Timings: The actually expression is repeatedly run and the milliseconds spent in each pass is returned
Stats: Highest/Lowest values are filtered, results are printed
Using this to test our Fibonacci code from my previous post, then becomes:
user> (microbench 20 (let [limit (.pow (BigInteger/TEN) 999)] (loop [a 0 b 1 i 1] (if (< b limit) (recur b (+ a b) (inc i)) nil)))) Warming up! Benchmarking... Total runtime: 110.08787899999999 Highest time : 7.98691 Lowest time : 5.135988 Average : 5.386943388888889
Notice the final 'nil' in the code. If I had returned 'i' instead it would have printed the result of each pass before printing the final stats - It would not affect the timing. Or if we used the more idiomatic (?) version:
user> (microbench 20 (let [limit (.pow (BigInteger/TEN) 999)] (count (take-while #(< % limit) fib-seq)))) Warming up! Benchmarking... 4782 4782 4782 4782 4782 4782 4782 4782 4782 4782 4782 4782 4782 4782 4782 4782 4782 4782 4782 4782 Total runtime: 74.73764200000001 Highest time : 5.031017 Lowest time : 3.168419 Average : 3.696567
Of course in that case its cheating, because the fib-seq is calculated once and then kept in memory.

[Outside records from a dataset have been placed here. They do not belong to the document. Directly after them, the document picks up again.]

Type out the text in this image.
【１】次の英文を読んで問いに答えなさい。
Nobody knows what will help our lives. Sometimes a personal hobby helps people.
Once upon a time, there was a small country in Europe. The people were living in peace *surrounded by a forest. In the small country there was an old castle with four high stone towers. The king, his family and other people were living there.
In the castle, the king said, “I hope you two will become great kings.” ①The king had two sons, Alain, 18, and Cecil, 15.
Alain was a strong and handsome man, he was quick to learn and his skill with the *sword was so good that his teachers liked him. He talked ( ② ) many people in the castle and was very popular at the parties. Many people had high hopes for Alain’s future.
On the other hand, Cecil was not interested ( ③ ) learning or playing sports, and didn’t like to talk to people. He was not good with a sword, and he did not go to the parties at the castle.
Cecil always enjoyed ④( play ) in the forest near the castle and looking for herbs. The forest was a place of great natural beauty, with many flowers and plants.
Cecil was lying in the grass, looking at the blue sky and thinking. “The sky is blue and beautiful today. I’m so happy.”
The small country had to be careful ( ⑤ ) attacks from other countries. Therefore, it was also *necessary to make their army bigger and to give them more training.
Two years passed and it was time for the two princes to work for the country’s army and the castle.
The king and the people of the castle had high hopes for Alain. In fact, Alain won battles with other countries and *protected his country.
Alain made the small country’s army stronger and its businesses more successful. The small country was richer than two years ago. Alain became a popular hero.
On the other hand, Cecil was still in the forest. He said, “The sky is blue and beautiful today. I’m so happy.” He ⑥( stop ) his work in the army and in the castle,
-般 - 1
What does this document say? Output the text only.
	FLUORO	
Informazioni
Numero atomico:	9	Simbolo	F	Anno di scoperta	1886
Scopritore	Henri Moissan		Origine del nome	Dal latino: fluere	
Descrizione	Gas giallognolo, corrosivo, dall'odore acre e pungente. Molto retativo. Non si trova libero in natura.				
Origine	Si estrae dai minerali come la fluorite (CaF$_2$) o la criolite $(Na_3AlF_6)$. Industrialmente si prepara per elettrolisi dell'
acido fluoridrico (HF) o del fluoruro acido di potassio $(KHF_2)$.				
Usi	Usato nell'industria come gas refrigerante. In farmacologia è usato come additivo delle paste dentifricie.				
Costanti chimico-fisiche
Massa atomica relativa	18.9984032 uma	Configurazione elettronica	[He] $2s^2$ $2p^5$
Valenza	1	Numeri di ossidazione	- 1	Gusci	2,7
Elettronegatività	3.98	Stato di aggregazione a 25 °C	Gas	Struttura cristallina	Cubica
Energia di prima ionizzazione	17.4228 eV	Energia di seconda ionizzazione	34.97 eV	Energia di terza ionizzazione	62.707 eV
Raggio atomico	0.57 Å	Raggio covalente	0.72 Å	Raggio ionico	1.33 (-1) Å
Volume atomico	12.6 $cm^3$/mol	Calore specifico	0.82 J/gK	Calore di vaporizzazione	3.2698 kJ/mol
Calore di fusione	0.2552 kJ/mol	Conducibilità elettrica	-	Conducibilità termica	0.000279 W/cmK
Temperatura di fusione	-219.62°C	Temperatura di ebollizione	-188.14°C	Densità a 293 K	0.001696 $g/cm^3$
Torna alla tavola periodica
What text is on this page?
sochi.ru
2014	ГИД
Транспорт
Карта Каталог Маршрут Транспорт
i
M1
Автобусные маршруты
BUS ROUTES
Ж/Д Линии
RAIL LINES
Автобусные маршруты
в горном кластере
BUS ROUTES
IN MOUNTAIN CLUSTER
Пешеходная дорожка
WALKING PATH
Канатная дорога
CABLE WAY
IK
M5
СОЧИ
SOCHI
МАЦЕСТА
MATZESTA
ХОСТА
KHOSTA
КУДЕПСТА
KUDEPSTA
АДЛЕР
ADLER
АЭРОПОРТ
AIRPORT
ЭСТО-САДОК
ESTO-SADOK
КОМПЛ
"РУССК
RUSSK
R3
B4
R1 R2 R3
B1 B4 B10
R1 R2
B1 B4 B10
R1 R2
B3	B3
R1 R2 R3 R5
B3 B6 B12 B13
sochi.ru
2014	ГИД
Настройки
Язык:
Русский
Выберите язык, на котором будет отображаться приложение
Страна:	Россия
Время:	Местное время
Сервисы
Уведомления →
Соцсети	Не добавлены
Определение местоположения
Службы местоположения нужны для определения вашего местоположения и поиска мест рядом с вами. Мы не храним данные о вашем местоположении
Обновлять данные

Benchmarks can be fun, but I think its important to 1) Agree on some methodology and 2) Not go nuts over a few milliseconds here and there. Certain algorithms perform better than others, and certain algorithms can be more or less idiomatically expressed in various languages. Ultimately when looking at the results we have to apply some common sense as we're not always doing 1:1 comparisons. Using these benchmarks to definitely positively declare one language superior to the other should neither be our goal nor is it possible.
If you've taken a look at Alex Osbornes attempt at the WideFinder 2 challenge, you saw how he plowed through 45 Gigabytes of text in a blazing 8m 4s blowing both Scala and Java out of the water. Does that then conclusively state that Clojure is faster than both those languages? Of course not, Clojure compiles to bytecode, just like Scala and Java so the exact same speed could be obtained by both of them. The point is, that the concise and elegant Clojure code can be as powerful than other languages without the same level of incidental complexity being put on the user, so it makes sense to focus on the quality of the code while keeping half an eye on the performance. If all that mattered was speed, we'd all still be writing ASM.
This is my proposal for a uniform way to benchmark in the future - let me know what you think, I'm only happy to accept changes, improvements, implementations in other languages etc. And JVM outsiders shouldn't feel left out.